Por María Rodríguez, de Los Cronistas

“Estaban en pleno combate, mi hijo y dos compañeros más habían recibido la orden de retirarse de la zona. Iba un helicóptero para rescatarles,   fueron corriendo, lograron subir con dificultad.

“Cuando el piloto hizo una maniobra para que no les alcanzaran las balas, mi hijo no pudo sostenerse, se cayó, se rompió la cabeza, quedó inconsciente. No sé la fecha ni el lugar exacto, pero cuando a mi hijo le pasó eso, ¡yo sentí!, ¡yo sentí!

“Estaba en el trabajo,  me ahogaba, estaba desesperada. Le llamé a su papá, pero él me dijo que todo estaba bien.  Yo sentía morirme. No me hallaba, pasaba solo llorando, no podía concentrarme…”.

El hecho se dio en junio de  2012 en Afganistán. Mientras escucho el relato de Maritza, no alcanzo a dimensionar la magnitud del suceso. Era la primera vez que  miraba de cerca el conflicto en el Medio Oriente.

Para mí esa guerra, cuando se hablaba de bombardeos, evacuaciones y masacres, constituía un segmento de las noticias internacionales en el marco de un enorme conflicto de raíces milenarias con sus diferentes ramificaciones, que incluye hoy interés y control por sus recursos naturales,  combate al  terrorismo y una complejidad geopolítica difícil de entender.
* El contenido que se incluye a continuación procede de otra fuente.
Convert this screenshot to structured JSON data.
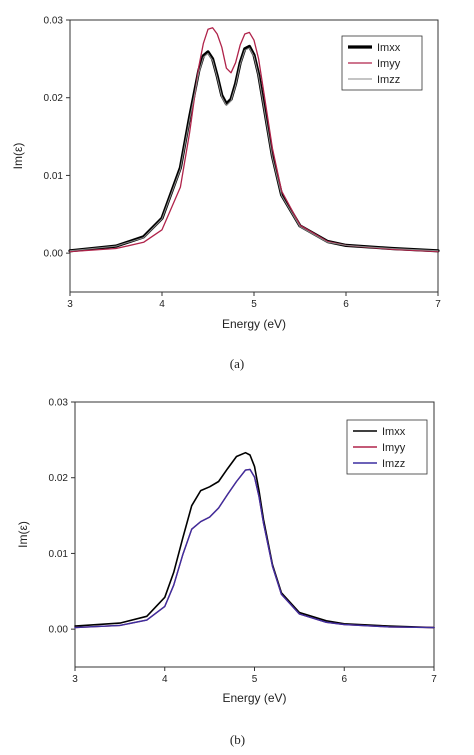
{
  "chart_data": [
    {
      "type": "line",
      "panel_label": "(a)",
      "xlabel": "Energy (eV)",
      "ylabel": "Im(ε)",
      "xlim": [
        3,
        7
      ],
      "ylim": [
        -0.005,
        0.03
      ],
      "xticks": [
        "3",
        "4",
        "5",
        "6",
        "7"
      ],
      "yticks": [
        "0.00",
        "0.01",
        "0.02",
        "0.03"
      ],
      "legend_position": "top-right",
      "grid": false,
      "x": [
        3.0,
        3.5,
        3.8,
        4.0,
        4.2,
        4.3,
        4.4,
        4.45,
        4.5,
        4.55,
        4.6,
        4.65,
        4.7,
        4.75,
        4.8,
        4.85,
        4.9,
        4.95,
        5.0,
        5.05,
        5.1,
        5.2,
        5.3,
        5.5,
        5.8,
        6.0,
        6.5,
        7.0
      ],
      "series": [
        {
          "name": "Imxx",
          "color": "#000000",
          "width": 3.2,
          "values": [
            0.0003,
            0.0009,
            0.0021,
            0.0045,
            0.011,
            0.0175,
            0.0235,
            0.0254,
            0.0259,
            0.025,
            0.0228,
            0.0203,
            0.0192,
            0.0198,
            0.0218,
            0.0245,
            0.0263,
            0.0266,
            0.0255,
            0.023,
            0.0195,
            0.0125,
            0.0075,
            0.0035,
            0.0015,
            0.001,
            0.0006,
            0.0003
          ]
        },
        {
          "name": "Imyy",
          "color": "#b0234a",
          "width": 1.3,
          "values": [
            0.0002,
            0.0006,
            0.0014,
            0.003,
            0.0085,
            0.0155,
            0.024,
            0.027,
            0.0288,
            0.029,
            0.0282,
            0.0265,
            0.0238,
            0.0232,
            0.0245,
            0.0268,
            0.0282,
            0.0284,
            0.0274,
            0.025,
            0.0212,
            0.0135,
            0.008,
            0.0036,
            0.0015,
            0.001,
            0.0005,
            0.0002
          ]
        },
        {
          "name": "Imzz",
          "color": "#8a8a8a",
          "width": 1.0,
          "values": [
            0.0003,
            0.0009,
            0.002,
            0.0044,
            0.0108,
            0.0172,
            0.0232,
            0.0252,
            0.0257,
            0.0248,
            0.0226,
            0.0201,
            0.019,
            0.0196,
            0.0216,
            0.0243,
            0.0261,
            0.0264,
            0.0253,
            0.0228,
            0.0193,
            0.0123,
            0.0074,
            0.0034,
            0.0014,
            0.001,
            0.0006,
            0.0003
          ]
        }
      ]
    },
    {
      "type": "line",
      "panel_label": "(b)",
      "xlabel": "Energy (eV)",
      "ylabel": "Im(ε)",
      "xlim": [
        3,
        7
      ],
      "ylim": [
        -0.005,
        0.03
      ],
      "xticks": [
        "3",
        "4",
        "5",
        "6",
        "7"
      ],
      "yticks": [
        "0.00",
        "0.01",
        "0.02",
        "0.03"
      ],
      "legend_position": "top-right",
      "grid": false,
      "x": [
        3.0,
        3.5,
        3.8,
        4.0,
        4.1,
        4.2,
        4.3,
        4.4,
        4.5,
        4.6,
        4.7,
        4.8,
        4.9,
        4.95,
        5.0,
        5.05,
        5.1,
        5.2,
        5.3,
        5.5,
        5.8,
        6.0,
        6.5,
        7.0
      ],
      "series": [
        {
          "name": "Imxx",
          "color": "#000000",
          "width": 1.6,
          "values": [
            0.0004,
            0.0008,
            0.0017,
            0.0042,
            0.0075,
            0.012,
            0.0163,
            0.0183,
            0.0188,
            0.0195,
            0.0212,
            0.0228,
            0.0233,
            0.023,
            0.0215,
            0.0183,
            0.0145,
            0.0085,
            0.0048,
            0.0022,
            0.0011,
            0.0007,
            0.0004,
            0.0002
          ]
        },
        {
          "name": "Imyy",
          "color": "#b0234a",
          "width": 1.4,
          "values": [
            0.0002,
            0.0005,
            0.0012,
            0.003,
            0.0058,
            0.0098,
            0.0132,
            0.0142,
            0.0148,
            0.016,
            0.0178,
            0.0195,
            0.021,
            0.0211,
            0.0201,
            0.0175,
            0.014,
            0.0083,
            0.0046,
            0.002,
            0.0009,
            0.0006,
            0.0003,
            0.0002
          ]
        },
        {
          "name": "Imzz",
          "color": "#3b2fa0",
          "width": 1.4,
          "values": [
            0.0002,
            0.0005,
            0.0012,
            0.003,
            0.0058,
            0.0098,
            0.0132,
            0.0142,
            0.0148,
            0.016,
            0.0178,
            0.0195,
            0.021,
            0.0211,
            0.0201,
            0.0175,
            0.014,
            0.0083,
            0.0046,
            0.002,
            0.0009,
            0.0006,
            0.0003,
            0.0002
          ]
        }
      ]
    }
  ]
}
Afganistán y su lucha frente a  Estados Unidos era en ese momento totalmente  cercano para mí, lo tenía frente a mis ojos,  a pesar de que ya en  2014 terminaron las operaciones de combate en la zona por parte de las fuerzas de la OTAN.

Las lágrimas de Maritza no opacan la belleza de sus ojos y de todo su rostro. Cuando habla de su vida, este es el suceso que  le quiebra la voz.

“Eso le pasó en junio, pero nunca me lo dijeron, su papá sí supo. En diciembre de ese año que estuvo de vacaciones me fui a visitarle, ahí recién me contó… Enseguida les habían evacuado. Él se despertó en un hospital de Estados Unidos, realmente no sé como fue todo. Mi hijo estuvo inconsciente muchas horas. Para él lo más fuerte luego de despertarse, fue saber que a su amigo lo mataron en combate”.

El hecho es confuso. Al hijo de Maritza nunca le gustó entrar en detalles, pero él aún siente culpa. Piensa que se salvó porque se cayó.

Uno se puede imaginar entonces que tal vez su amigo fue alcanzado por las balas debido a que el helicóptero quizás tuvo que volver a pisar tierra para rescatarlo y en esos momentos su compañero recibió los disparos. No hay palabras, no hay imágenes.

“Mi hijo siempre me decía «no sé por qué estoy vivo, no sé por qué Dios me dejó vivir, yo debería estar muerto, yo no sé qué hago aquí, yo debí morirme con él».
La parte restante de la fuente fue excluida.